Non sempre una giornata che comincia di merda finisce peggio.

 

Luna park antirazzista

Sabato 14 febbraio. Il “Giornale” di lunedì 9 febbraio aveva riportato le dichiarazioni di alcuni esponenti leghisti, che, nel commentare esultanti la legalizzazione delle ronde razziste, avevano annunciato la loro presenza a Porta Palazzo per il sabato successivo.

Gli antirazzisti non potevano certo mancare all’appuntamento. Il retro del Palafuksas, già teatro dei tornei di “Calcio all’Alpino”, nonché spazio conquistato, metro dopo metro, dal mercato abusivo della domenica mattina, si trasforma in un Luna park antirazzista, per “Fionda la ronda! Giochi senza frontiere contro il pacchetto sicurezza”, un’iniziativa condivisa all’interno dell’Assemblea Antirazzista torinese.

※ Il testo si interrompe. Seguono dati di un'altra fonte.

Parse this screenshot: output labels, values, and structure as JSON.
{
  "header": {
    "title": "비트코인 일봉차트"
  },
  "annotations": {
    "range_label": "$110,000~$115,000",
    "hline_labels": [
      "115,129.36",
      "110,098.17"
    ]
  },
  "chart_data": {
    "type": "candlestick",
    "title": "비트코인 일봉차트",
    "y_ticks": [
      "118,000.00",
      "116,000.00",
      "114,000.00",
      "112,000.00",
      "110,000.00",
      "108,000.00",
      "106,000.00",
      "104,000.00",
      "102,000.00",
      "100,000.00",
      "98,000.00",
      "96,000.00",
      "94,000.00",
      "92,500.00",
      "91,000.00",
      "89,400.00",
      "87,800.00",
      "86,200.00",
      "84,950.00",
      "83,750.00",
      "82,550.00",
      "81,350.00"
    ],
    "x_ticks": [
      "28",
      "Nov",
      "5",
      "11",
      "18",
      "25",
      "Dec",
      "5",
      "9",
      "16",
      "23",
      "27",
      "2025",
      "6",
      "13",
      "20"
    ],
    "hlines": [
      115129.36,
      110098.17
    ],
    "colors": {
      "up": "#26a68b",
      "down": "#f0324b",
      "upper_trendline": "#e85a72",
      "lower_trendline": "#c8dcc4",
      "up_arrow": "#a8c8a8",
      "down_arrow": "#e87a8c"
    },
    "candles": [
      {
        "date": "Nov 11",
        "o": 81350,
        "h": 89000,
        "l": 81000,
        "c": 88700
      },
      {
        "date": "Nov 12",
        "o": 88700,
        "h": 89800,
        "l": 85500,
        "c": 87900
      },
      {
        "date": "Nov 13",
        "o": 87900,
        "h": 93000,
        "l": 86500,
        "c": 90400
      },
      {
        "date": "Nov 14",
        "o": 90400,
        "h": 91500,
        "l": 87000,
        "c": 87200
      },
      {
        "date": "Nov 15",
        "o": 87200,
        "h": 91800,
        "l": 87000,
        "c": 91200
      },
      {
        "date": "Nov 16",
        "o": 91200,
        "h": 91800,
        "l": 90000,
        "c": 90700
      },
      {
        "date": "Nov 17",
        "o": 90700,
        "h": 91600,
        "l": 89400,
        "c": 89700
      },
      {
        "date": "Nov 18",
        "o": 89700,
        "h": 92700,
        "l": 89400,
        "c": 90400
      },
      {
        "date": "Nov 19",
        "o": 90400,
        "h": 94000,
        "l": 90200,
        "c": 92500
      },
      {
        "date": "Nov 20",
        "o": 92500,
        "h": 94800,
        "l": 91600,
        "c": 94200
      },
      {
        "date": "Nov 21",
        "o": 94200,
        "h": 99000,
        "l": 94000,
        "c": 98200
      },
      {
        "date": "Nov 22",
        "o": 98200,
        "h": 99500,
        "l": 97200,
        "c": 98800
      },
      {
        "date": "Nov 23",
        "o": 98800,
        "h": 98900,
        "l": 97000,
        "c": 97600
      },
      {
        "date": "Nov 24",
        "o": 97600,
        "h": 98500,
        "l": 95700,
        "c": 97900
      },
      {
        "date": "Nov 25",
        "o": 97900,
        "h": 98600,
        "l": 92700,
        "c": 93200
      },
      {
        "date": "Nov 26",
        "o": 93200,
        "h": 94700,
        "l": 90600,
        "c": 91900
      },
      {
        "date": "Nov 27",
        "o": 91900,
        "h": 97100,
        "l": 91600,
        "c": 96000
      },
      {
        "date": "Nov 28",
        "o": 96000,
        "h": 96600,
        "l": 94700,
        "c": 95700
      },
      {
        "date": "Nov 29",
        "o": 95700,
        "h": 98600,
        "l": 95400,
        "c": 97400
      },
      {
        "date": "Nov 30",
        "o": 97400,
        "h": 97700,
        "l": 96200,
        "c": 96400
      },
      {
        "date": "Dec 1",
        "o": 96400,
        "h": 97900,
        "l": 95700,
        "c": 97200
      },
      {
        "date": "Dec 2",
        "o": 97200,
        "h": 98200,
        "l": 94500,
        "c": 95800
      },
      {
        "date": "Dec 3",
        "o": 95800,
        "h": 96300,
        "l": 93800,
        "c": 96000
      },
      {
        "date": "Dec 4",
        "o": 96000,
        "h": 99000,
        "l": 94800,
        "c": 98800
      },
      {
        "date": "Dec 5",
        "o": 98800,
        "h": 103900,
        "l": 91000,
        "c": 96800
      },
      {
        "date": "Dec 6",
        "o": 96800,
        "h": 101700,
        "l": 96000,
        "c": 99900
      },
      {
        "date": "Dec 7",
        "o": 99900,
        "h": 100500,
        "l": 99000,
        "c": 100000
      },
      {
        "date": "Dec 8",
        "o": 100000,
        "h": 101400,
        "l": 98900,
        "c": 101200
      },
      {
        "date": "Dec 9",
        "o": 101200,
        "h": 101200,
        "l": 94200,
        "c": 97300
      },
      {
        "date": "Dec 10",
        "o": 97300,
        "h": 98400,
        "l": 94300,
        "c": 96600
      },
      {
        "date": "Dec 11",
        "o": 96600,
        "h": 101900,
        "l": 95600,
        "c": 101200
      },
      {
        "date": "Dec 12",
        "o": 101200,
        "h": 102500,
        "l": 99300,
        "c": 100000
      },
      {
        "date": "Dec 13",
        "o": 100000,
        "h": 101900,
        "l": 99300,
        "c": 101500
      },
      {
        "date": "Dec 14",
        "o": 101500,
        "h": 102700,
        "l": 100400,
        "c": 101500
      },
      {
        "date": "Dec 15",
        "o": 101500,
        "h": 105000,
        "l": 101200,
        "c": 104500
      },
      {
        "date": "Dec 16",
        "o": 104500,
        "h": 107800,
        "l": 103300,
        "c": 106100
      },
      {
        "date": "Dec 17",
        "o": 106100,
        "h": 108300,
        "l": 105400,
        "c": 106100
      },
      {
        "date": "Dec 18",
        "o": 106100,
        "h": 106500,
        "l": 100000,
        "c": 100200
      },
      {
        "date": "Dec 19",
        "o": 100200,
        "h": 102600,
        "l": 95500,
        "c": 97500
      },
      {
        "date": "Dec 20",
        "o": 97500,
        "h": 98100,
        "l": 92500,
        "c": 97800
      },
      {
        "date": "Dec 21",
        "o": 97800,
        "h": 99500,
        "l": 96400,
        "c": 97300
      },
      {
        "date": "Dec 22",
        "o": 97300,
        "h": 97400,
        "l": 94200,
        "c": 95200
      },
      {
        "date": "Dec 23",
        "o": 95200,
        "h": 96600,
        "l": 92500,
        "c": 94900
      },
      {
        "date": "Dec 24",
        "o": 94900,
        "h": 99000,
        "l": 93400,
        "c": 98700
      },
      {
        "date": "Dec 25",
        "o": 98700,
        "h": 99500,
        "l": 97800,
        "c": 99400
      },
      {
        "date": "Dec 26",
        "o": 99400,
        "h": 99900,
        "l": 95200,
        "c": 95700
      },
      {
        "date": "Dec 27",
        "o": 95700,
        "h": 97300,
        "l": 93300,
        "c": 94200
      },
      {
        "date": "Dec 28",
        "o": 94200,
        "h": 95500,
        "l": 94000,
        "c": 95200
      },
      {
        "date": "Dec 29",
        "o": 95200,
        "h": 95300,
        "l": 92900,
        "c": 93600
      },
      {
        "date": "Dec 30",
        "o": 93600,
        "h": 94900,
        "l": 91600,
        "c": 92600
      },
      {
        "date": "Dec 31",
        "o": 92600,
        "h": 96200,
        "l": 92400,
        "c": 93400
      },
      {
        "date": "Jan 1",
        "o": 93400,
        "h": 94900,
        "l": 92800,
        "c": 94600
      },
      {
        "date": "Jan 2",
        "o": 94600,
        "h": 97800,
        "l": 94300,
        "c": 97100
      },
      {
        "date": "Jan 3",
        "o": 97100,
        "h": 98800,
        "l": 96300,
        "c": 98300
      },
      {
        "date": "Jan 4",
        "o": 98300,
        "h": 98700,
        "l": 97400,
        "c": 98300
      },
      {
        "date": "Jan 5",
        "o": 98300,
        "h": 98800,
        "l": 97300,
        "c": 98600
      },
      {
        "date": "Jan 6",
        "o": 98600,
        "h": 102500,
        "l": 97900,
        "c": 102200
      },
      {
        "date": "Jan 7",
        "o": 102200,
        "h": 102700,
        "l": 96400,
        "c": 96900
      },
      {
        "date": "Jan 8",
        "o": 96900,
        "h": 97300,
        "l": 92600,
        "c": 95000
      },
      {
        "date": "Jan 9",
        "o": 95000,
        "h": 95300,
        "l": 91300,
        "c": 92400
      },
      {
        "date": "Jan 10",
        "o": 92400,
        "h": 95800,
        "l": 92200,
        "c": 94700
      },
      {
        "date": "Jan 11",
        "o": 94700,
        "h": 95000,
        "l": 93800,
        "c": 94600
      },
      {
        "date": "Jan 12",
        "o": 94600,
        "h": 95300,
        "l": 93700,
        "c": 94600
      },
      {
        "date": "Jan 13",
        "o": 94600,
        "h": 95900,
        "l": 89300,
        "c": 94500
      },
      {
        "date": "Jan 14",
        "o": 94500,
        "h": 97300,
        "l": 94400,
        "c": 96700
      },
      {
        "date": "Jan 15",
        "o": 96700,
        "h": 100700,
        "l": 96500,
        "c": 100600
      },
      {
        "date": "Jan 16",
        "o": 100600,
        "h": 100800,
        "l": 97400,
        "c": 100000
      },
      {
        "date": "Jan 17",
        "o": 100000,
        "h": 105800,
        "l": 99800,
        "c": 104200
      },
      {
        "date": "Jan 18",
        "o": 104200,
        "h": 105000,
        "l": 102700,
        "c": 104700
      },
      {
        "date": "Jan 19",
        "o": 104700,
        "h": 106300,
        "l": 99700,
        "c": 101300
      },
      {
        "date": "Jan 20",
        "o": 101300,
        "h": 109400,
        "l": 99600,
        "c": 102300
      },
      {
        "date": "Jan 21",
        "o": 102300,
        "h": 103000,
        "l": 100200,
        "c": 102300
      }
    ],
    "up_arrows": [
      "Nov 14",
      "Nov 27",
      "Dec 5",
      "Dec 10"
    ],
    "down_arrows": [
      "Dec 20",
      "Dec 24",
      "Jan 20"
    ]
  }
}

Tra le attrazioni più gettonate il classico gioco del lancio delle palle contro le teste che escono dalle sagome in legno vede l’appassionata partecipazione di una piccola folla, che fa a gara a colpire Borghezio, Berlusconi, Maroni, Bossi, Carossa. Proprio Carossa, esponente di spicco della Lega piemontese, ad un certo punto compare di persona alla fermata del tram, ben coperto da un nugolo di digos. Forse sperava che qualcuno ci cascasse e lo usasse come bersaglio, ma ha dovuto accontentarsi di qualche sberleffo, prima che la polizia lo trascinasse lontano dagli sghignazzi antirazzisti.

Intanto la piazza si anima per una serie di partite di calcio all’alpino, allo stand di “fionda la ronda!” in molti si cimentano a colpire con il fucile ad elastici gli squadristi/barattolo, altri cercano lo strike con birilli di plastica in divisa.

 

Contro le ronde e il pacchetto sicurezza

Nel pomeriggio di sabato 14 ai giardini Lamarmora, in pieno centro cittadino, viene allestito il punto info della FAI torinese contro le ronde e il pacchetto sicurezza. Musica, distro, volantini, suscitano attenzione e curiosità. Un antirazzista a passeggio con la sua bambina passa e porta bugie al cioccolato e alla ricotta, altri prendono il fazzoletto rosso contro le retate. Un compagno racconta che quella mattina nel supermercato dove lavora ha respinto la richiesta del suo capo di cacciare dal parcheggio gli asiatici che vendevano fiori. Un piccolo, importante, gesto di resistenza quotidiana.

 

Fuochi al CIE

La giornata non è finita. In serata alcuni antirazzisti decidono di andare al CIE di Corso Brunelleschi. Battitura di ferri, fuochi d’artificio, “liberi tutti”. Anche lo “spacciatore” di pane portato via dalla polizia giovedì mattina forse adesso sta al di là di quel muro. Un muro che, pietra dopo pietra, va tirato giù.